Banks, insurers and asset managers based in Britain are already making contingency plans to shift some operations to continental Europe after Brexit takes effect in case access to the EU single market is closed off.
But Bailey said Britain and the EU are in a position to preserve free trade for financial services, meaning such moves need not happen.
“Firms should be able to take their own decisions on where they locate, subject to appropriate regulatory arrangements being in place which preserve the public interest,” Bailey said, in his first major speech on Brexit since Britain triggered the formal EU divorce proceedings in March.
“Authorities should not dictate the location of firms,” he told an audience in Canary Wharf, home to some of the world’s biggest banks.
Future financial sector relations between Britain and the EU should be based on “mutual recognition” or regulatory cooperation “but not exact mirroring” of rules, Bailey said.
Frankfurt, Paris, Amsterdam, Luxembourg and Dublin are all vying for a slice of Britain’s financial services industry after Brexit. Bailey said such competition was good.
But he also said Brexit should not be used as an excuse to restrict the ability to have open markets and freedom of location.
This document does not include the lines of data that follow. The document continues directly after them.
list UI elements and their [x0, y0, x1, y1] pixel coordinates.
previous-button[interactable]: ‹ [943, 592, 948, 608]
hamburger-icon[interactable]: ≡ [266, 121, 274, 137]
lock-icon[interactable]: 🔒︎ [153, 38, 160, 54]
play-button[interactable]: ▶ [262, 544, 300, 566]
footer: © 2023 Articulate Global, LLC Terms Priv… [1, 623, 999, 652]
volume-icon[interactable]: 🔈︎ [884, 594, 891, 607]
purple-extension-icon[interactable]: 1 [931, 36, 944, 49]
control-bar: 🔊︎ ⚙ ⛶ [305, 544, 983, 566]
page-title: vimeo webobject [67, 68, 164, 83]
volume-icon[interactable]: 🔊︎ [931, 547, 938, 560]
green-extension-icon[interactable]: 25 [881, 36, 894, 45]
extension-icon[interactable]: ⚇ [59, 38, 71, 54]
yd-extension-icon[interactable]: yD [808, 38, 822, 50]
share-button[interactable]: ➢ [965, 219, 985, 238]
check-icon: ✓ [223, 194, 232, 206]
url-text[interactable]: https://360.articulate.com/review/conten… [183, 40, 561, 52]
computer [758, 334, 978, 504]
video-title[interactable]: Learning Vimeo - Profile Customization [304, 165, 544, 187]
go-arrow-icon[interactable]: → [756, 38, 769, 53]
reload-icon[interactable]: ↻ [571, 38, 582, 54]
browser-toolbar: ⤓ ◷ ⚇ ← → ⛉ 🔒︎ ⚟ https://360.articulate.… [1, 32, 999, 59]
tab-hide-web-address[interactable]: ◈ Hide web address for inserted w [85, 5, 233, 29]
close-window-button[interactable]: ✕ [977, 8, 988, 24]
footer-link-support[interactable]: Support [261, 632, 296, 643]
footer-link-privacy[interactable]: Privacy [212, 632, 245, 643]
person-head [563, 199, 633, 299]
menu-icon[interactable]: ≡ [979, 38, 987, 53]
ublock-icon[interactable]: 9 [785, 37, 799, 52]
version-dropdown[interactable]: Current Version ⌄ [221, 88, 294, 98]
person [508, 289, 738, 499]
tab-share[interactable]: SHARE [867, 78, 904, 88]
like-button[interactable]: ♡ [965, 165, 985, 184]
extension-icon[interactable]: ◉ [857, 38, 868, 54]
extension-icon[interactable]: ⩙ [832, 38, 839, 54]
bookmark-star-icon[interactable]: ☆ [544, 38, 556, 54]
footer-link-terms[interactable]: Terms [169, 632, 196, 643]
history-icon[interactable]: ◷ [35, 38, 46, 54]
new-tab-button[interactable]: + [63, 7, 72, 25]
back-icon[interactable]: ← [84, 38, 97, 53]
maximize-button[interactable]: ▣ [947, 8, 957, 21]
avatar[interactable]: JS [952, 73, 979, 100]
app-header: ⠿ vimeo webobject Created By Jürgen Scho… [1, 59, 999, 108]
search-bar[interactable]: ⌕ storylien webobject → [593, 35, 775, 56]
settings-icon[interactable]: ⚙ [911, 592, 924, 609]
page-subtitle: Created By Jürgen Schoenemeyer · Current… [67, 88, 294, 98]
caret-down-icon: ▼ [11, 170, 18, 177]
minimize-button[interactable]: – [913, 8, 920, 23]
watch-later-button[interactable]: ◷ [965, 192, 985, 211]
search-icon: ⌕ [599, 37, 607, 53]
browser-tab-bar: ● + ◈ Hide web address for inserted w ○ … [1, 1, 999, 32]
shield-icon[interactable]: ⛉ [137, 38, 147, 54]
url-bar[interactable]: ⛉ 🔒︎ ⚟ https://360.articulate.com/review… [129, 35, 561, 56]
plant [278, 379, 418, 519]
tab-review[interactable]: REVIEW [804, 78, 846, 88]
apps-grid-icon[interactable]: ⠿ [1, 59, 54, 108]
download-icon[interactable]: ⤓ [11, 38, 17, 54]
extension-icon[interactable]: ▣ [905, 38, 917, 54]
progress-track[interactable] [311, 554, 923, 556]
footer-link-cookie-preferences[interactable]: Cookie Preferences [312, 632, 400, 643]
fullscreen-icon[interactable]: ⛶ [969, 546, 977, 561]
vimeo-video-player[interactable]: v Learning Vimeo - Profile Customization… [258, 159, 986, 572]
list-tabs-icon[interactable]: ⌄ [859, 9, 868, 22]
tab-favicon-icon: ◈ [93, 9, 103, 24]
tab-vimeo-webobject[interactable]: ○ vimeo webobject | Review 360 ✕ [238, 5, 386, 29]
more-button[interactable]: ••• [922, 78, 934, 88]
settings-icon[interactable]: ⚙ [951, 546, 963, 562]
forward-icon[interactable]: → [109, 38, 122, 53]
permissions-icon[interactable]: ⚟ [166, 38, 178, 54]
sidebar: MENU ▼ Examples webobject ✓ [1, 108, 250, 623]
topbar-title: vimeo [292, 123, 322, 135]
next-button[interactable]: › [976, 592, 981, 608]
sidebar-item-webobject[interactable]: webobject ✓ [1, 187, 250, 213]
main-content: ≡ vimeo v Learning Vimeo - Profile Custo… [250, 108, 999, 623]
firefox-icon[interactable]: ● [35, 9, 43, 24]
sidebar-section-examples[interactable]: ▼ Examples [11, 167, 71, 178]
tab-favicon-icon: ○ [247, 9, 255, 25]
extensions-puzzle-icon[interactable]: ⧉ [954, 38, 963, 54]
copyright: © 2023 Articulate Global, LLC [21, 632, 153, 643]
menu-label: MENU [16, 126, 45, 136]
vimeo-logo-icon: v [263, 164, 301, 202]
“The roots exist to come out with sensible outcomes on this.”
Some companies have already announced plans to move people to continental European locations to retain access to the EU single market. Bailey said a transition period based on current trading arrangements was needed this year.
This would avoid a “regrettable” situation whereby firms had to “press the button” on moves to the EU before they know what the outcome of Britain’s negotiations with the bloc will be.